By Jonathan Stempel
(Reuters) – A U.S. judge dismissed an antitrust lawsuit accusing Elon Musk’s electric car company Tesla of forcing customers to pay high prices and suffer long waits for repairs by monopolizing the markets for vehicle maintenance and replacement parts.
In a Friday night decision, U.S. District Judge Trina Thompson in San Francisco said customers in the proposed class action failed to show either that the alleged problems were “not generally known” when they bought their vehicles, or that they could not predict the costs to keep their vehicles running.
She also said customers could not prove that Tesla coerced them into using its services and parts simply because they had bought their vehicles in the first place.
“To be sure, plaintiffs allege that defendant misled them about…how much maintenance its EVs are designed to need and how long that maintenance ought to take,” Thompson wrote. “But nowhere do plaintiffs allege that consumers are in fact unaware of the supposedly supracompetitive prices and exorbitant wait times.”
The judge also dismissed claims under California consumer protection laws.
She said customers may choose to amend their complaint, which combined five lawsuits and covered drivers who have paid for Tesla repairs and parts since March 2019.
Lawyers for the customers did not immediately respond on Saturday to requests for comment.
According to the complaint, drivers whose vehicles are powered by traditional engines can have repairs done at dealerships or independent shops, and use parts made by original manufacturers or other companies.

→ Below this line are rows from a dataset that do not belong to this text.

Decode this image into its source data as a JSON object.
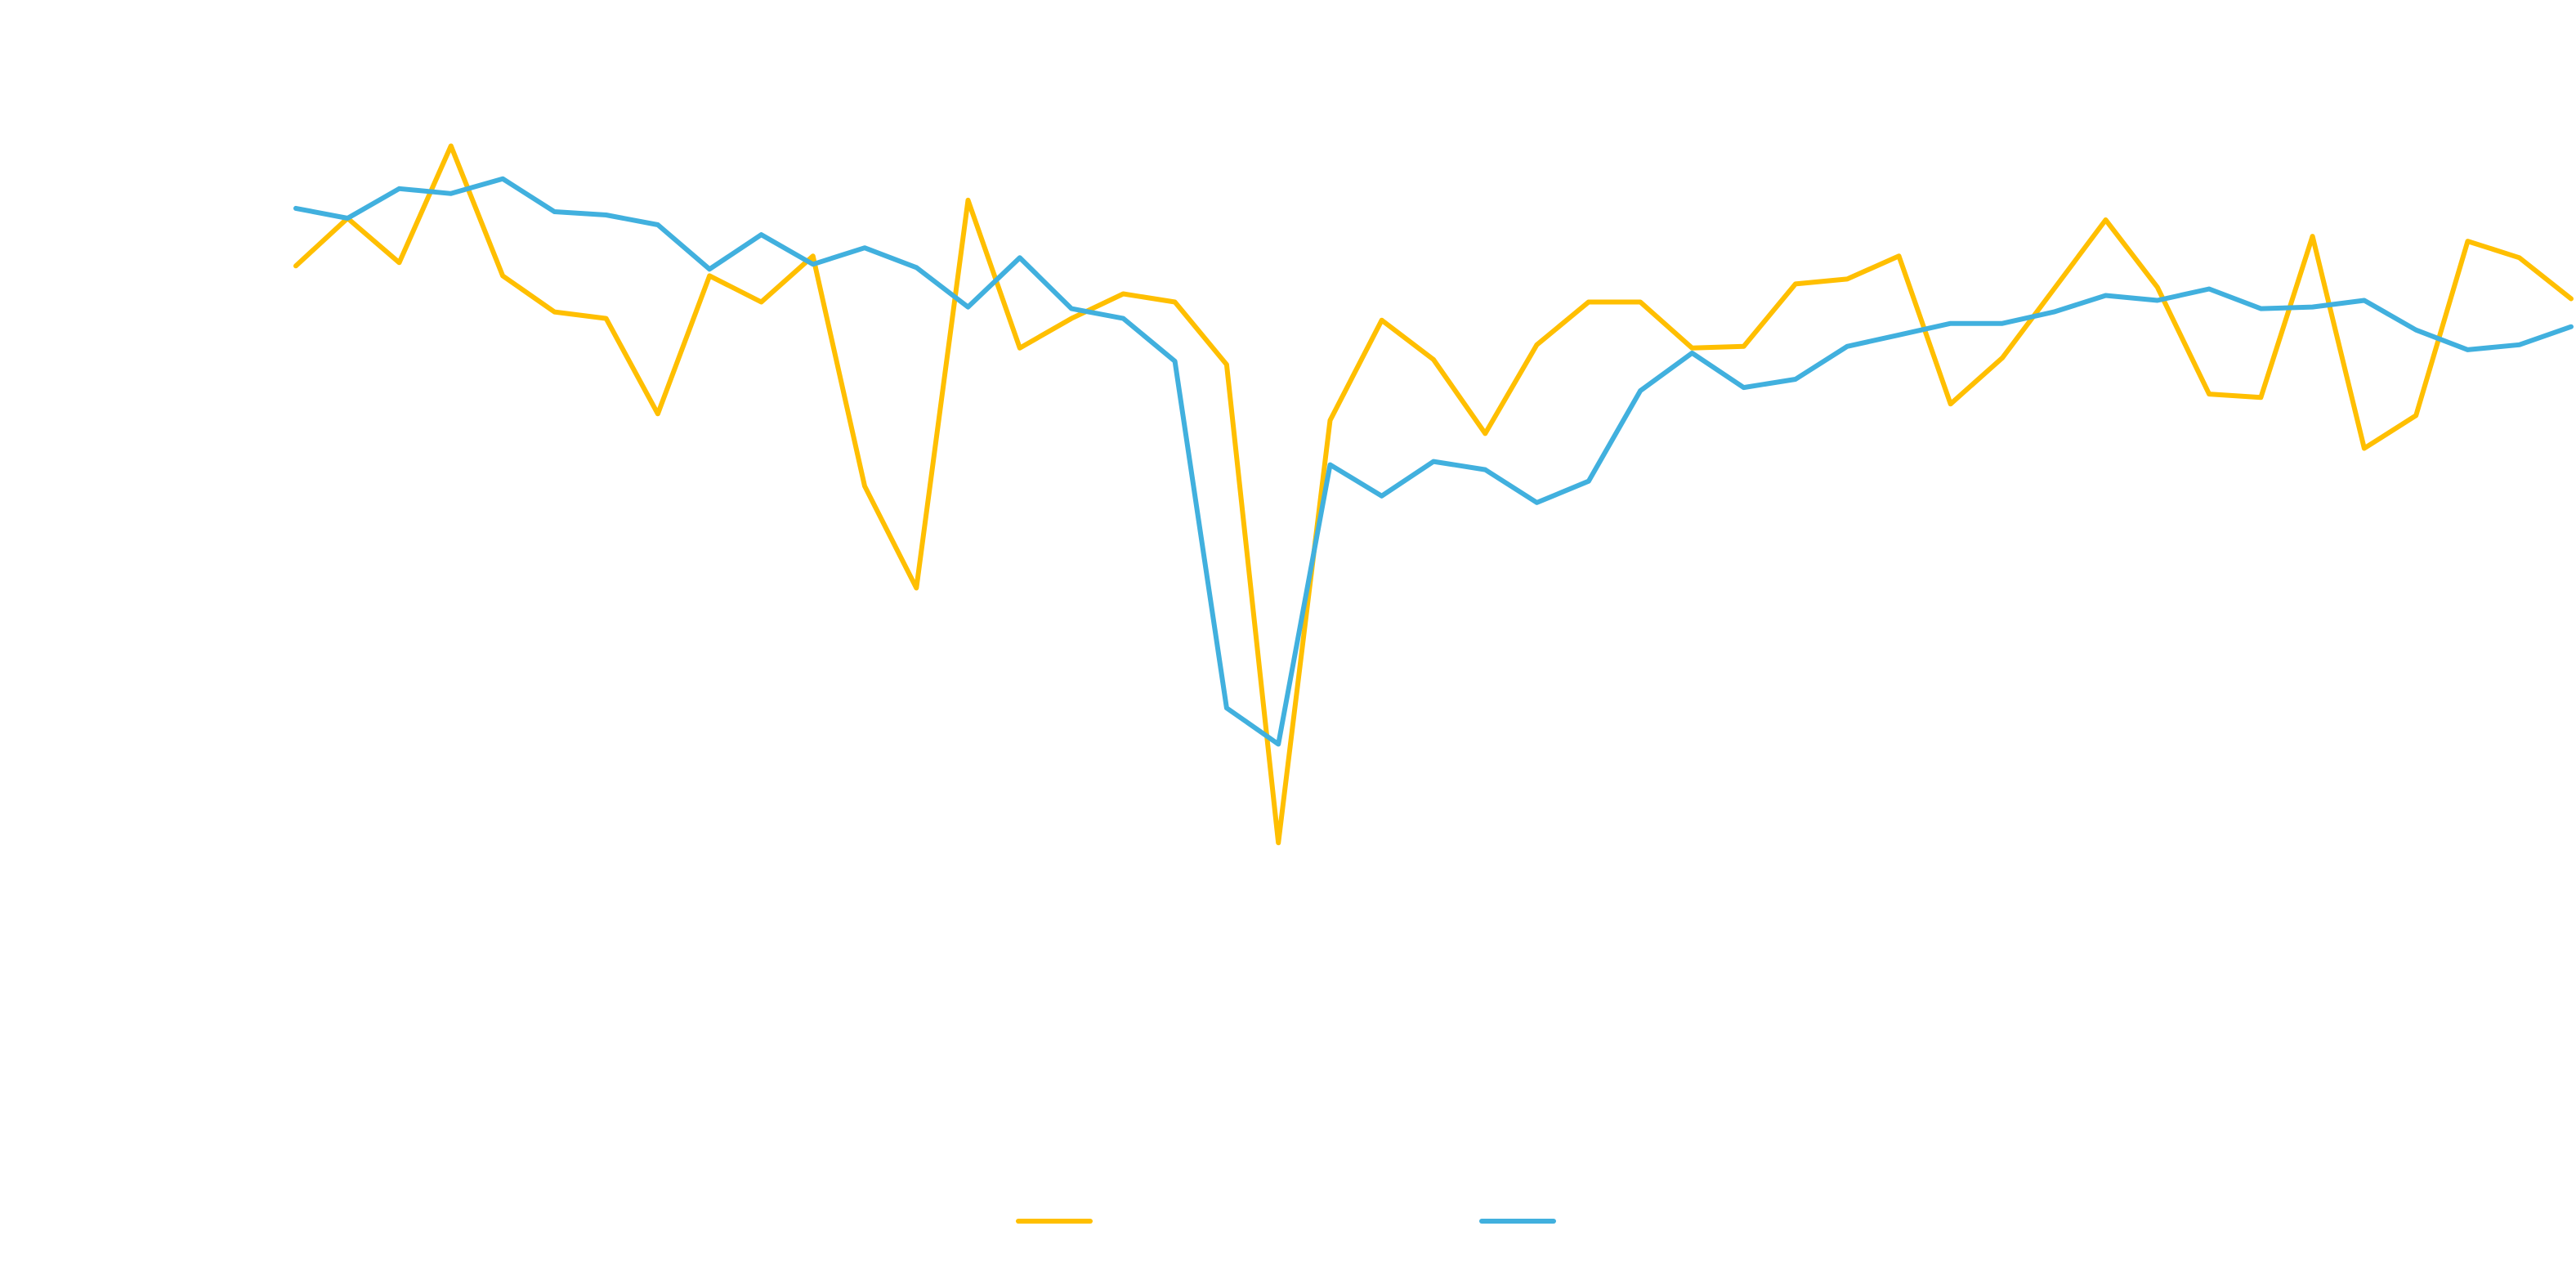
{
  "chart_data": {
    "type": "line",
    "ylim": [
      0,
      112
    ],
    "series": [
      {
        "color": "#ffbf00",
        "values": [
          87.6,
          93.4,
          88,
          102.2,
          86.4,
          82,
          81.2,
          69.6,
          86.4,
          83.2,
          88.8,
          60.8,
          48.4,
          95.6,
          77.6,
          81.2,
          84.2,
          83.2,
          75.6,
          17.4,
          68.8,
          81,
          76.2,
          67.2,
          78,
          83.2,
          83.2,
          77.6,
          77.8,
          85.4,
          86,
          88.8,
          70.8,
          76.4,
          84.8,
          93.2,
          85,
          72,
          71.6,
          91.2,
          65.4,
          69.4,
          90.6,
          88.6,
          83.6
        ]
      },
      {
        "color": "#41b0de",
        "values": [
          94.6,
          93.4,
          97,
          96.4,
          98.2,
          94.2,
          93.8,
          92.6,
          87.2,
          91.4,
          87.8,
          89.8,
          87.4,
          82.6,
          88.6,
          82.4,
          81.2,
          76,
          33.8,
          29.4,
          63.4,
          59.6,
          63.8,
          62.8,
          58.8,
          61.4,
          72.4,
          77,
          72.8,
          73.8,
          77.8,
          79.2,
          80.6,
          80.6,
          82,
          84,
          83.4,
          84.8,
          82.4,
          82.6,
          83.4,
          79.8,
          77.4,
          78,
          80.2
        ]
      }
    ]
  }
}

Customers said Tesla differs by requiring them to have vehicles serviced by the Austin, Texas-based company or its approved service centers, and use only Tesla parts.
Tesla sells its vehicles directly to consumers, instead of using a network of franchisees.
It reported $6.15 billion of services and other automotive revenue from January to September, accounting for 9% of its $71.6 billion total revenue. Vehicle sales accounted for $57.9 billion, or 81%, of total revenue.
The case is Lambrix v Tesla Inc, U.S. District Court, Northern District of California, No. 23-01145.